Thermal drift is known to affect optical tracking systems and is device dependent. It is therefore not surprising to observe large variations even between devices of the same model type as in our case. Even though its parametrisation is possible, we have decided for the easiest solution to ensure reliable tracking during clinical operations, i.e. powering up the device well in advance, if not leaving it always on.

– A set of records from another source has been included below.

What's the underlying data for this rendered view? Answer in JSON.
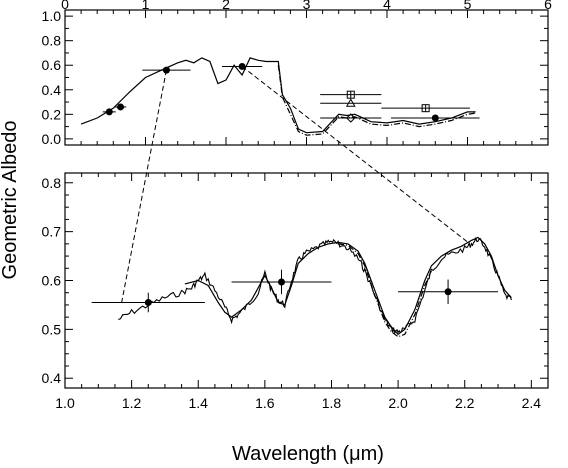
{
  "chart_data": [
    {
      "panel": "top",
      "type": "line",
      "xlabel": "",
      "ylabel": "",
      "xlim": [
        0,
        6
      ],
      "ylim": [
        -0.05,
        1.05
      ],
      "x_ticks": [
        0,
        1,
        2,
        3,
        4,
        5,
        6
      ],
      "y_ticks": [
        0.0,
        0.2,
        0.4,
        0.6,
        0.8,
        1.0
      ],
      "y_tick_labels": [
        "0.0",
        "0.2",
        "0.4",
        "0.6",
        "0.8",
        "1.0"
      ],
      "series": [
        {
          "style": "solid",
          "x": [
            0.2,
            0.4,
            0.6,
            0.8,
            1.0,
            1.2,
            1.4,
            1.5,
            1.6,
            1.7,
            1.8,
            1.9,
            2.0,
            2.1,
            2.2,
            2.3,
            2.4,
            2.5,
            2.6,
            2.65,
            2.7,
            2.8,
            2.9,
            3.0,
            3.2,
            3.4,
            3.5,
            3.6,
            3.8,
            4.0,
            4.2,
            4.4,
            4.6,
            4.8,
            5.0,
            5.1
          ],
          "y": [
            0.12,
            0.17,
            0.25,
            0.38,
            0.5,
            0.56,
            0.62,
            0.64,
            0.62,
            0.66,
            0.63,
            0.45,
            0.48,
            0.6,
            0.52,
            0.66,
            0.64,
            0.63,
            0.63,
            0.63,
            0.36,
            0.25,
            0.08,
            0.05,
            0.06,
            0.2,
            0.19,
            0.2,
            0.14,
            0.13,
            0.15,
            0.12,
            0.14,
            0.17,
            0.22,
            0.22
          ]
        },
        {
          "style": "dash-dot",
          "x": [
            2.65,
            2.7,
            2.8,
            2.9,
            3.0,
            3.2,
            3.4,
            3.5,
            3.6,
            3.8,
            4.0,
            4.2,
            4.4,
            4.6,
            4.8,
            5.0,
            5.1
          ],
          "y": [
            0.6,
            0.34,
            0.2,
            0.06,
            0.03,
            0.04,
            0.18,
            0.17,
            0.18,
            0.12,
            0.11,
            0.13,
            0.1,
            0.12,
            0.15,
            0.2,
            0.21
          ]
        }
      ],
      "error_bars": [
        {
          "x": 0.55,
          "y": 0.22,
          "xerr": 0.08
        },
        {
          "x": 0.69,
          "y": 0.26,
          "xerr": 0.07
        },
        {
          "x": 1.26,
          "y": 0.56,
          "xerr": 0.3
        },
        {
          "x": 2.2,
          "y": 0.59,
          "xerr": 0.25
        },
        {
          "x": 4.6,
          "y": 0.17,
          "xerr": 0.55
        }
      ],
      "markers": [
        {
          "shape": "square",
          "x": 3.55,
          "y": 0.36,
          "xerr": 0.38
        },
        {
          "shape": "triangle",
          "x": 3.55,
          "y": 0.29,
          "xerr": 0.38
        },
        {
          "shape": "diamond",
          "x": 3.55,
          "y": 0.17,
          "xerr": 0.38
        },
        {
          "shape": "square",
          "x": 4.48,
          "y": 0.25,
          "xerr": 0.55
        }
      ]
    },
    {
      "panel": "bottom",
      "type": "line",
      "xlabel": "Wavelength (μm)",
      "ylabel": "Geometric Albedo",
      "xlim": [
        1.0,
        2.45
      ],
      "ylim": [
        0.38,
        0.82
      ],
      "x_ticks": [
        1.0,
        1.2,
        1.4,
        1.6,
        1.8,
        2.0,
        2.2,
        2.4
      ],
      "x_tick_labels": [
        "1.0",
        "1.2",
        "1.4",
        "1.6",
        "1.8",
        "2.0",
        "2.2",
        "2.4"
      ],
      "y_ticks": [
        0.4,
        0.5,
        0.6,
        0.7,
        0.8
      ],
      "y_tick_labels": [
        "0.4",
        "0.5",
        "0.6",
        "0.7",
        "0.8"
      ],
      "series": [
        {
          "style": "noisy",
          "x": [
            1.16,
            1.2,
            1.25,
            1.3,
            1.35,
            1.38,
            1.4,
            1.42,
            1.45,
            1.48,
            1.5,
            1.52,
            1.55,
            1.58,
            1.6,
            1.62,
            1.64,
            1.66,
            1.68,
            1.7,
            1.72,
            1.75,
            1.78,
            1.8
          ],
          "y": [
            0.52,
            0.535,
            0.55,
            0.565,
            0.575,
            0.585,
            0.6,
            0.61,
            0.58,
            0.545,
            0.52,
            0.53,
            0.55,
            0.575,
            0.615,
            0.58,
            0.56,
            0.55,
            0.6,
            0.64,
            0.655,
            0.665,
            0.675,
            0.68
          ]
        },
        {
          "style": "noisy",
          "x": [
            1.8,
            1.82,
            1.85,
            1.88,
            1.9,
            1.93,
            1.96,
            1.98,
            2.0,
            2.02,
            2.05,
            2.08,
            2.1,
            2.13,
            2.16,
            2.2,
            2.22,
            2.24,
            2.26,
            2.28,
            2.3,
            2.32,
            2.34
          ],
          "y": [
            0.68,
            0.675,
            0.665,
            0.645,
            0.62,
            0.57,
            0.52,
            0.5,
            0.495,
            0.5,
            0.52,
            0.58,
            0.62,
            0.645,
            0.655,
            0.665,
            0.675,
            0.685,
            0.67,
            0.64,
            0.61,
            0.57,
            0.56
          ]
        },
        {
          "style": "solid",
          "x": [
            1.36,
            1.4,
            1.43,
            1.46,
            1.48,
            1.5,
            1.53,
            1.56,
            1.58,
            1.6,
            1.62,
            1.64,
            1.66,
            1.68,
            1.7,
            1.73,
            1.76,
            1.79,
            1.82,
            1.85,
            1.88,
            1.9,
            1.93,
            1.96,
            1.98,
            2.0,
            2.02,
            2.05,
            2.08,
            2.1,
            2.13,
            2.16,
            2.19,
            2.22,
            2.24,
            2.26,
            2.28,
            2.3,
            2.32,
            2.34
          ],
          "y": [
            0.593,
            0.6,
            0.59,
            0.555,
            0.535,
            0.525,
            0.54,
            0.56,
            0.585,
            0.61,
            0.585,
            0.555,
            0.55,
            0.59,
            0.635,
            0.655,
            0.668,
            0.675,
            0.678,
            0.675,
            0.66,
            0.635,
            0.58,
            0.525,
            0.505,
            0.49,
            0.5,
            0.54,
            0.6,
            0.63,
            0.65,
            0.662,
            0.67,
            0.682,
            0.688,
            0.675,
            0.65,
            0.61,
            0.58,
            0.565
          ]
        },
        {
          "style": "dash-dot",
          "x": [
            1.82,
            1.85,
            1.88,
            1.9,
            1.93,
            1.96,
            1.98,
            2.0,
            2.02,
            2.05,
            2.08,
            2.1
          ],
          "y": [
            0.675,
            0.672,
            0.655,
            0.63,
            0.57,
            0.515,
            0.495,
            0.485,
            0.49,
            0.53,
            0.59,
            0.62
          ]
        }
      ],
      "error_bars": [
        {
          "x": 1.25,
          "y": 0.555,
          "xerr": 0.17,
          "yerr": 0.02
        },
        {
          "x": 1.65,
          "y": 0.597,
          "xerr": 0.15,
          "yerr": 0.025
        },
        {
          "x": 2.15,
          "y": 0.577,
          "xerr": 0.15,
          "yerr": 0.025
        }
      ]
    }
  ],
  "connectors": [
    {
      "from": {
        "panel": "top",
        "x": 1.26,
        "y": 0.56
      },
      "to": {
        "panel": "bottom",
        "x": 1.17,
        "y": 0.555
      }
    },
    {
      "from": {
        "panel": "top",
        "x": 2.2,
        "y": 0.59
      },
      "to": {
        "panel": "bottom",
        "x": 2.21,
        "y": 0.678
      }
    }
  ]
}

QA test results were always within the specified tolerances. Although the dataset is currently too limited to draw definitive conclusions, the small variance observed in static and dynamic QA measurements bodes well for the reproducibility of the system in the long term.

5. Conclusions

We have presented the commissioning of a novel solution for respiratory-gated proton therapy based on optical tracking of surface markers. The tests described, relying on equipment typically available in radiotherapy departments, can be replicated in other facilities and may serve as a guideline for the clinical integration of technologies for motion mitigation. In addition, periodical quality assurance tests are provided specifically to the use of optical technologies for real-time breathing monitoring. The dosimetric results in simplified geometries and realistic clinical conditions confirmed the correct interaction of our gating system with the therapy control system and the imaging devices. Following this successful commissioning and QA program, the system has been successfully validated for clinical use in our institute.

Authors’ contributions

GF, SS, JH, TL, MW, DCW defined the requirements specifications of the system. GF, HR, CB, SD, AM, UR, DO, RV, DL led the development of hardware and software technologies. MG, GF assessed the risks associated with the use of gating. GF, SS, TL, DCW defined and approved the QA program. GF, JH, SS, AB, TL defined the clinical acceptance and commissioning tests. GF, JH, TB, AB, MT, RV, EC acquired experimental data required for the clinical commissioning. All authors reviewed and approved the final manuscript.

Acknowledgements

The authors acknowledge the radiation therapists and medical physicists of Center for Proton Therapy at Paul Scherrer Institut for their support in the commissioning activities.